Most at risk of being pinched are quad bikes, with equine kit such as saddles and floats also commonly targeted, according to insurer FMG.
Federated Farmers put out a warning on its Facebook page on Tuesday, telling members to "keep an eye on your gear out there".
"January is a terrible time for rural crime," the organisation wrote.
FMG manager advice services Stephen Cantwell says theft is the leading cause of farm contents' claims.
"January appears to be the month when thieves are most active," Cantwell said.
"Not only are the number of claims higher in January but the average value of claims is 23 percent higher."
He said thieves tend to target both properties where the owners are away on holiday and those still occupied.
For those heading off the farm for the holidays, he suggested taking a number of steps to keep belongings safe.
"If you're going away, have a trusted neighbour, friend or family member regularly check in on your property. Get them to clear your mailbox and entrances of mail, packages and junk mail. If rubbish collections are operating in your area, ask them to put your rubbish out on your collection day. This approach is a good deterrent if thieves are scouting the area," he said.

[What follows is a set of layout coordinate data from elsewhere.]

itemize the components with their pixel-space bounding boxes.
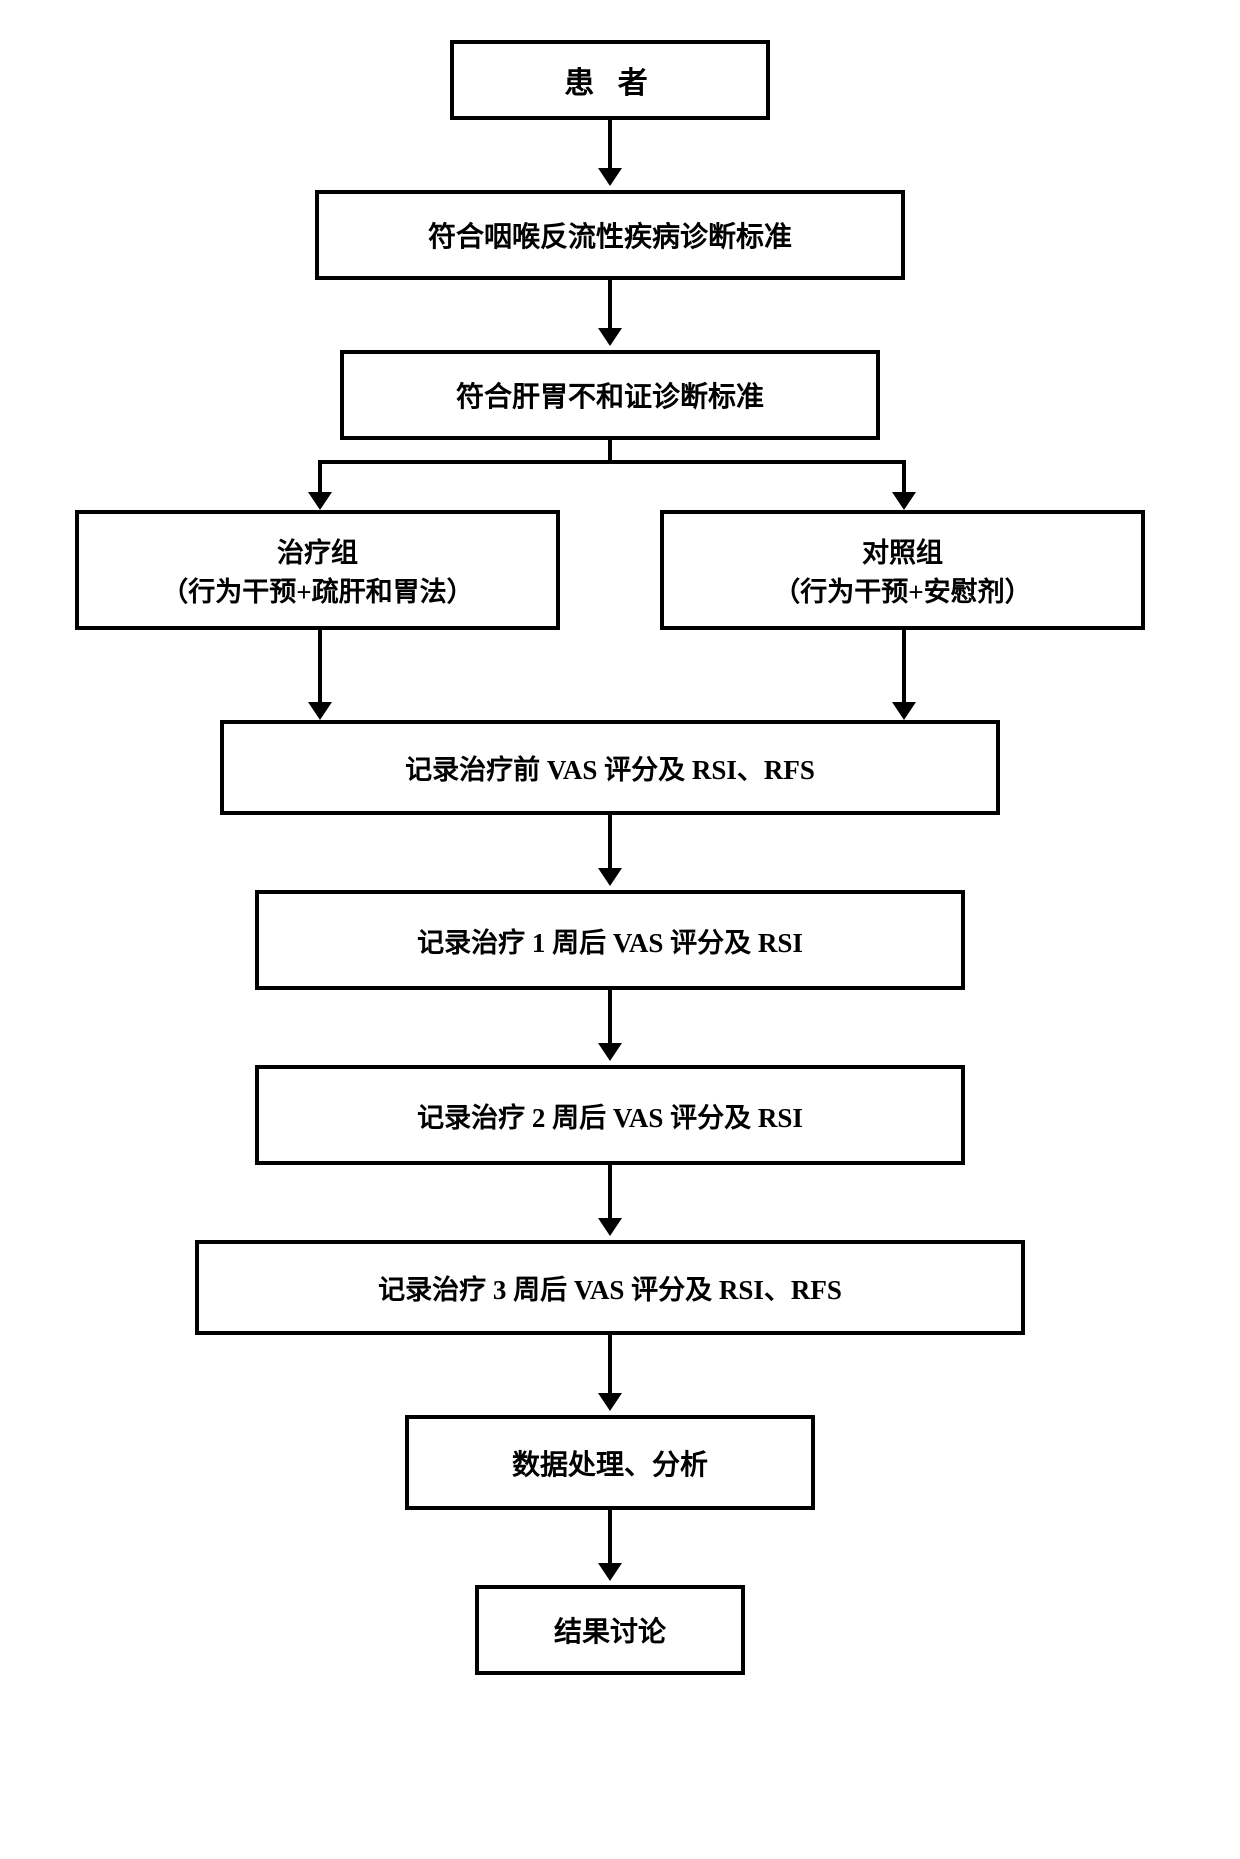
node-label: 记录治疗 3 周后 VAS 评分及 RSI、RFS [378, 1268, 842, 1307]
arrow [608, 990, 612, 1047]
branch-line [608, 440, 612, 460]
node-record-week3: 记录治疗 3 周后 VAS 评分及 RSI、RFS [195, 1240, 1025, 1335]
node-label-line2: （行为干预+疏肝和胃法） [161, 570, 473, 609]
node-label: 符合咽喉反流性疾病诊断标准 [428, 215, 792, 255]
node-treatment-group: 治疗组 （行为干预+疏肝和胃法） [75, 510, 560, 630]
node-label: 记录治疗 2 周后 VAS 评分及 RSI [417, 1096, 803, 1135]
node-label: 数据处理、分析 [512, 1443, 708, 1483]
flowchart-container: 患 者 符合咽喉反流性疾病诊断标准 符合肝胃不和证诊断标准 治疗组 （行为干预+… [40, 40, 1200, 1819]
node-data-analysis: 数据处理、分析 [405, 1415, 815, 1510]
arrow [608, 1335, 612, 1397]
branch-line [902, 460, 906, 492]
branch-line [318, 460, 906, 464]
arrow [608, 815, 612, 872]
node-label: 患 者 [564, 58, 656, 102]
node-label-line1: 治疗组 [161, 531, 473, 570]
branch-line [318, 460, 322, 492]
node-diagnosis-liver: 符合肝胃不和证诊断标准 [340, 350, 880, 440]
arrow [608, 1510, 612, 1567]
node-control-group: 对照组 （行为干预+安慰剂） [660, 510, 1145, 630]
node-result-discussion: 结果讨论 [475, 1585, 745, 1675]
merge-line [318, 630, 322, 702]
arrow-head [892, 492, 916, 510]
arrow [608, 280, 612, 332]
node-record-week1: 记录治疗 1 周后 VAS 评分及 RSI [255, 890, 965, 990]
node-patient: 患 者 [450, 40, 770, 120]
merge-line [902, 630, 906, 702]
node-label: 记录治疗 1 周后 VAS 评分及 RSI [417, 921, 803, 960]
node-record-week2: 记录治疗 2 周后 VAS 评分及 RSI [255, 1065, 965, 1165]
node-label: 记录治疗前 VAS 评分及 RSI、RFS [405, 748, 815, 787]
arrow [608, 120, 612, 172]
arrow-head [892, 702, 916, 720]
node-label-line2: （行为干预+安慰剂） [773, 570, 1031, 609]
arrow-head [308, 702, 332, 720]
arrow [608, 1165, 612, 1222]
arrow-head [308, 492, 332, 510]
node-label-line1: 对照组 [773, 531, 1031, 570]
node-label: 符合肝胃不和证诊断标准 [456, 375, 764, 415]
node-diagnosis-lpr: 符合咽喉反流性疾病诊断标准 [315, 190, 905, 280]
node-label: 结果讨论 [554, 1610, 666, 1650]
node-record-pre: 记录治疗前 VAS 评分及 RSI、RFS [220, 720, 1000, 815]
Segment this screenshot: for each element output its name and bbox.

He also advised installing an automatic timer or sensor lighting around the home to ward off potential thieves.
"We also suggest using a wheel lock or clamp on your float when not using it, particularly if you're going away," he said.
Cantwell said quad bikes - particularly older ones - were a favourite among thieves.
"Our experience is that older bikes are easier to sell off, which is what makes them so attractive to steal," he said.
"Our claims' data shows that quads are often stolen when the keys are left inside. This goes for other vehicles too."
He said portable tools such as chainsaws and compressors were also frequently targeted.
In a recent Federated Farmers 'Fed Talks' podcast, Inspector Brent Register said all thefts should be reported to police.
"We certainly know that people don't report all the crime in rural areas and there's certainly various reasons for that. But what I'd say is report everything via 111 if something is happening and you can see it happening. Report it via 105 if it's something you've found the next day that's gone," he said.
"If we don't know the crimes are happening we can't draw patterns, we can't link criminals to extra crimes and that's often how we solve these things."
Police encouraged people to record the serial numbers of their belongings on the snap.org.nz website to make it easier to track anything that is stolen.